Note that this will probably require a third pass in order to group the tokens into paragraphs. The phases for a Markdown parser are as follows:

  • Pass 1: Differentiate between text and special tokens
  • Pass 2: Identify inline styles
  • Pass 3: Identify paragraph and block styles

API Reference

Lexerific()

Construct a Lexerific instance. Lexerific extends from the Node.js streams api and therefore implements all of it's parent's APIs.

In addition the constructor accepts the following options:

  • mode - string or token
  • specialCharacters - Only available in string mode

See the specifying a lexicon section for more details.

var lexer = new Lexerific({
  mode: 'string',
  specialCharacters: ['\\{', '\\}', '\\(', '\\)']
});

lexer.addLexeme()

Add a possible token for the lexer. Configurations are of the following format:

lexer.addLexeme({
  token: 'my-output-token',
  pattern: [{token: 'em'}, {token: 'text', repeat: true}, {token: 'em'}],
  attributeValue: function (history, input) {
    history.splice(0, 2); // remove the root and first em tag
    history.pop(); // remove the closing em tag
    
    // Aggregate the text into one string value
    return history.reduce(function (prev, current) {
      return prev + current.input.attributeValue;
    }, '');
  }
});

Lexeme Patterns

Patterns are objects of the format:

[
  {token: 'some-token', repeat: true, inverted: false, optional: true},
  {token: 'other-token', repeat: false, inverted: false, optional: false}
]

The token is the name of the token that this pattern unit matches against. The repeat option basically sets a one or more constraint, the optional flag sets a 0 or 1 instances constraint, and the inverted flag says match everything EXCEPT for this token. This MUST be followed by the inverted token, otherwise it will match everything.
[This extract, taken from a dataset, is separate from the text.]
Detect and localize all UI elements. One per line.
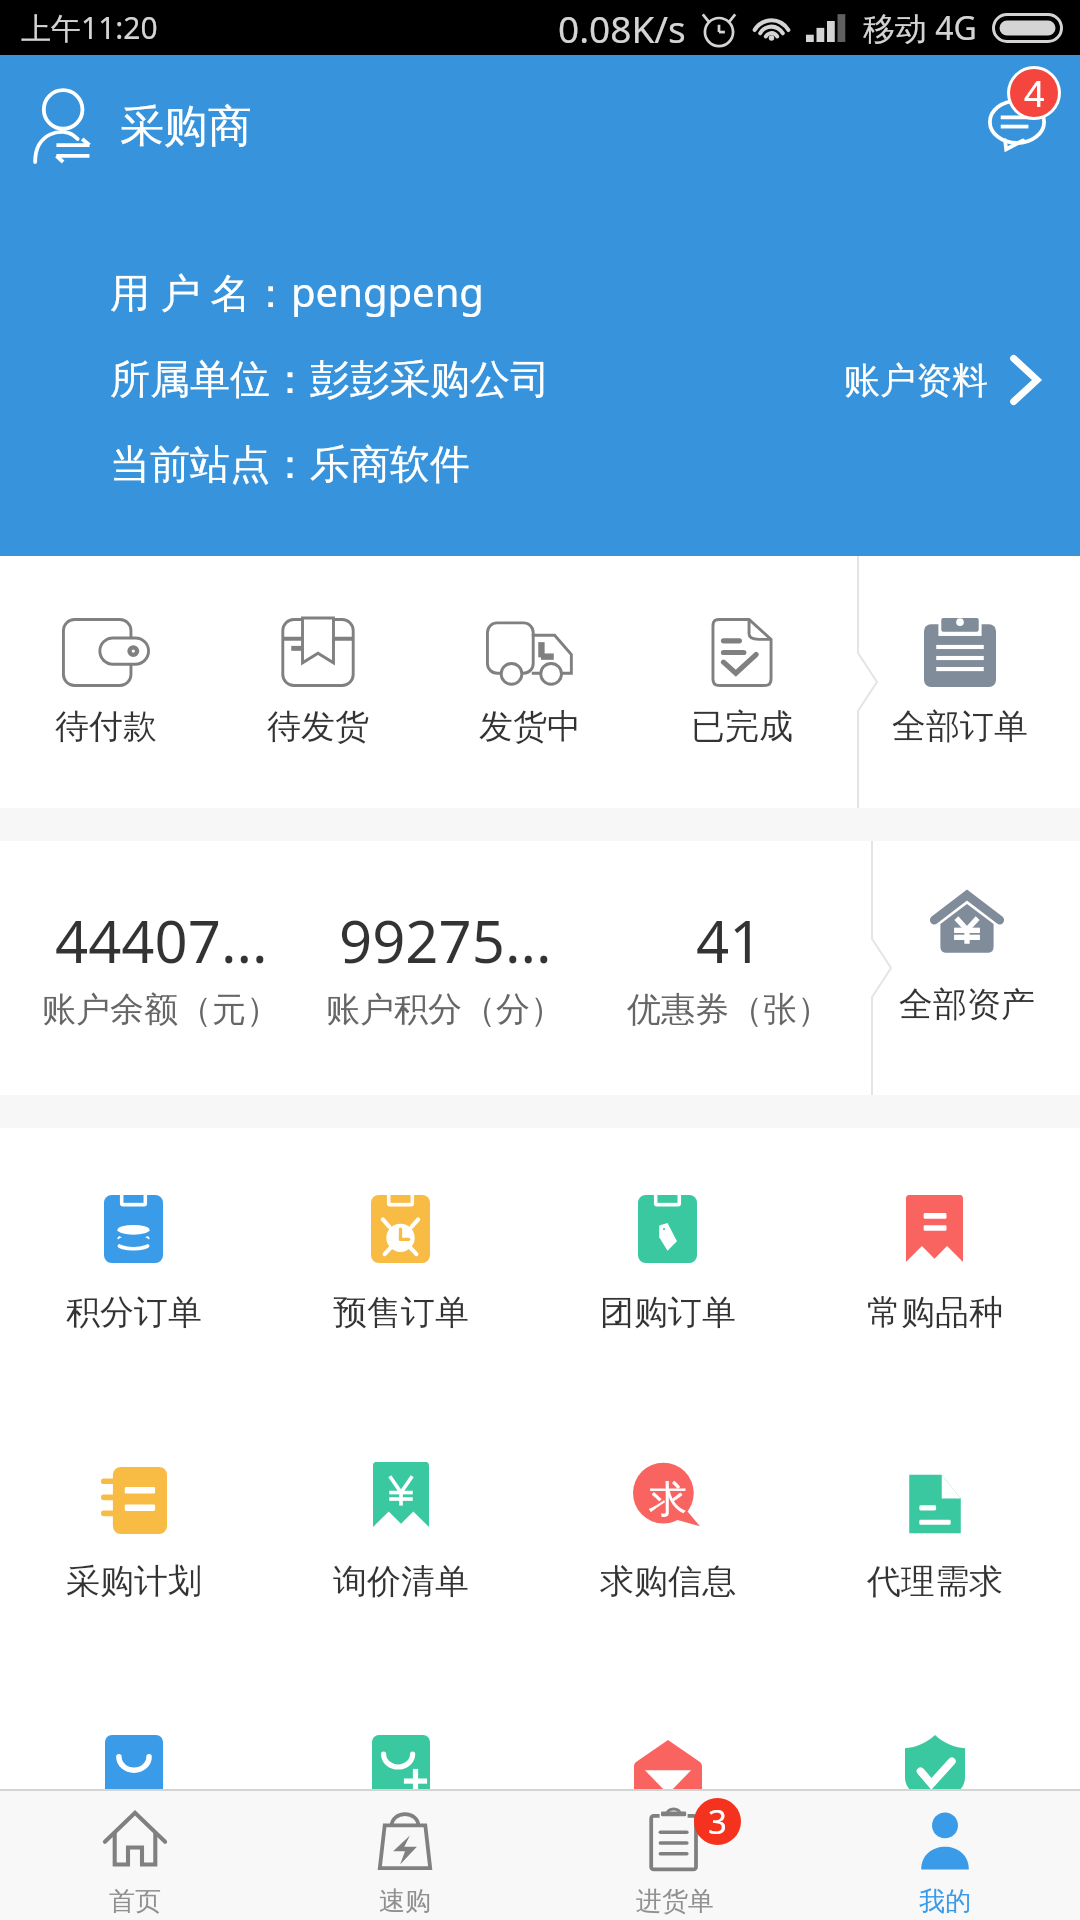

Attribute Value Generators

Attribute values for lexemes can either be a static value, or function that can be used to generate what the attribute value should be. The inputs to any attribute value generating function are (history, input) where history is an array of the states that have been visited to match this token (especially important when there are a bunch of repeats). Whatever the return value of the the function is, is what is used as the attribute value for the resulting lexer token.

  attributeValue: function (history, input) {
    return input.attributeValue;
  }

lexer.addLexemes()

A helper wrapper around addLexeme() that accepts an array of lexeme options vs a single lexeme.

lexer.setDefaultLexeme()

The default lexeme is the token that gets generated whenever no token patterns are satisfied. Default lexemes require no patterns because they are triggered whenever no other patterns can be satisfied.

In addition to the normal attribute value generator, default lexemes must also specify what to do in the case of a partial match (basically got half way through some other token but failed to complete). It takes the same inputs as the normal attribute generating function.